Burshteins Film begründet und ergründet nichts, er zeigt das Geschehen vielmehr in ruhigen Bildern, meist in geschlossenen Räumen, Nahaufnahmen im Breitwandformat. Licht und Schatten modellieren Shiras hübsches Gesicht. Yiftach Klein, der Yochay-Darsteller, ist ein Star in Israel, jetzt erkennt man ihn kaum mit Kippa und Vollbart – der Sexappeal der Keuschheit? Auch im Hochsommer tragen die Frauen hochgeschlossene Kleidung – und schwitzen nie? Beim Purimfest singen und trinken die Männer, die Frauen schauen bloß zu – und keine stört sich daran? Heiraten bedeutet für eine 18-Jährige das größte Glück – auch wenn die Ehe ein Blindflug ist? „Schauplatz des Films ist Shiras Herz“, betont Burshtein. Deshalb der enge Fokus, die statische Kamera, die erst am Ende in heftige Bewegung gerät. „Das Herz sieht die Dinge nicht aus größerer Entfernung, es hat keinen Überblick. Also sollte die Komplexität der Gefühle so einfach wie möglich dargestellt sein.“

Und warum ist es okay, dass Frauen und Männer nicht gleich sind? „Es geht nicht um Gleichheit, es geht um den Unterschied“, kontert sie und erläutert die Jahrtausende alte Definition der Geschlechter im Judaismus. Die Natur der Männer sei die Weisheit, die der Frauen die Kreativität. Deshalb gibt es ultraorthodoxe Schriftstellerinnen oder Filmemacherinnen, aber keine männlichen Künstler.

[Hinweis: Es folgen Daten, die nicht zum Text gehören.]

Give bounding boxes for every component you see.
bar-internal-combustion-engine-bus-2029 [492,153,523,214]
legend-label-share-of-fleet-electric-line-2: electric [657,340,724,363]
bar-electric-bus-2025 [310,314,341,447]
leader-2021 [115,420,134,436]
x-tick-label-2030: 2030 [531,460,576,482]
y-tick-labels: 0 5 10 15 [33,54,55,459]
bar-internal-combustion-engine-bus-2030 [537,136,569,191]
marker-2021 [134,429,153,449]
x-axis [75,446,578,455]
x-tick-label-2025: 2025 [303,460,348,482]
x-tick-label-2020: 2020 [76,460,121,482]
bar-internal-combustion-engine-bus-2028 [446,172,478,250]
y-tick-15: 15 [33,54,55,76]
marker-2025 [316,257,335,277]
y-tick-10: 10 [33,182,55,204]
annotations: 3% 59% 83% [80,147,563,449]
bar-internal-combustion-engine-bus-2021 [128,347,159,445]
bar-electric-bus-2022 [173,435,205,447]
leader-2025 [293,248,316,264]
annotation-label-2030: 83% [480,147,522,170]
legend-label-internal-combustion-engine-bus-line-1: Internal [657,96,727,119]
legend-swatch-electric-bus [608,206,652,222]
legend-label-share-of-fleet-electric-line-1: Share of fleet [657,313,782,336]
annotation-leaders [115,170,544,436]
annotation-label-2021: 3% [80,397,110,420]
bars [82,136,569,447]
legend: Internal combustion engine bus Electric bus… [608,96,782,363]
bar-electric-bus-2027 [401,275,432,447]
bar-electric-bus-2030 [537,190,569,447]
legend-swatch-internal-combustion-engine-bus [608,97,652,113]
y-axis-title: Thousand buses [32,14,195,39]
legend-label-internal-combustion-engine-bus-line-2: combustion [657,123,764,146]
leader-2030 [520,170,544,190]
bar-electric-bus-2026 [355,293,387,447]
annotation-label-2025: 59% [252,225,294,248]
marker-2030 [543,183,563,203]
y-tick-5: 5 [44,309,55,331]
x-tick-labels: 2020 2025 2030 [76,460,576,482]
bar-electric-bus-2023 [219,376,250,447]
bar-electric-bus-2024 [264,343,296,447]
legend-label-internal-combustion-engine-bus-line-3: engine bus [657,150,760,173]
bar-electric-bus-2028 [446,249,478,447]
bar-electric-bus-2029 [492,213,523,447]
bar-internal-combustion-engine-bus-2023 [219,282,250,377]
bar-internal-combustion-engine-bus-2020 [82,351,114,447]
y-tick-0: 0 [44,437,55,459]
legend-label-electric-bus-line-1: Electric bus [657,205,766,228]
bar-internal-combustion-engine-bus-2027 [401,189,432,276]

„Wir sind ebenbürtig, aber verschieden.“ In ihrer Zeit als wild girl in der modernen Gesellschaft vermisste sie zunehmend den Respekt vor Frauen. „Man musste sich ständig auseinandersetzen, konkurrieren, besser sein. Es ist nicht Freiheit, es ist Krieg.“ Die Chassidim mischen die Sphären des Männlichen und des Weiblichen nicht, aus Respekt.

Und weil Regeln das Leben erleichtern? Nein, die sind anstrengend, weil man herausfinden muss, wer man ist. „Sehen Sie“, sagt Rama Burshtein und zeigt auf das Wasserglas vor ihr. „Ohne das Glas würde sich das Wasser auf den Teppich ergießen, man könnte es nicht trinken. So ist es mit Regeln: Sie bringen mich nicht um, sondern machen mich lebendig, sie sind meine Flügel, nicht meine Fesseln.“

Shira im Film hadert mit den Regeln. Eine Qual der Wahl, eine Identitätssuche fast ohne Worte, in weichem, sinnlichem Licht, dass die Qual poetisch verklärt. Wobei Burshtein Wert auf die Wahlfreiheit des Zuschauers legt. Der Film sei ein Spiegel: „Entdeckt man sich nur selber oder lässt man sich ein auf die andere Welt? Lehnt man sie ab? Respektiert man sie?“

Stimmt schon, Studien zufolge halten arrangierte Ehen länger und sind glücklicher als frei gewählte Partnerschaften, in Nah- wie Fernost. Aber was geschieht, wenn eine ultraorthodoxe Jüdin die Regeln verletzt  und erst mal gar nicht heiraten will? Das Gespräch spitzt sich zu. Kein Problem, wiegelt Rama Burshtein zunächst ab, die Frau wird nicht verstoßen, aber von vielen schief angeschaut werden. Wie bitte, schief anschauen, ist das nicht erst recht respektlos? Nun platzt der Regisseurin der Kragen: „Ihre Fragen sind voreingenommen“, erregt sie sich, wir streiten uns jetzt, sie wird nicht müde zu argumentieren, schimpft darüber, dass sie bei allem internationalen Erfolg ihres Films außerhalb der Community selber schief angeschaut wird, auch von mir, lacht schon wieder, verabschiedet sich mit versöhnlichen Worten.

Ihren Mann, hatte sie freimütig berichtet, kann sie nur dann leidenschaftlich lieben, wenn er ihr überlegen ist. Wenn sie, die Powerfrau Rama Burshtein, ihn für noch stärker hält als sich selbst. Bei den anderen Frauen ihrer Gemeinde ist es genauso. Halten sich Gefühle an Regeln?

Ein Film, der Verständnis wecken will, eine Regisseurin, die unermüdlich zwischen den Welten vermittelt – und am Ende ist man einander fremder denn je.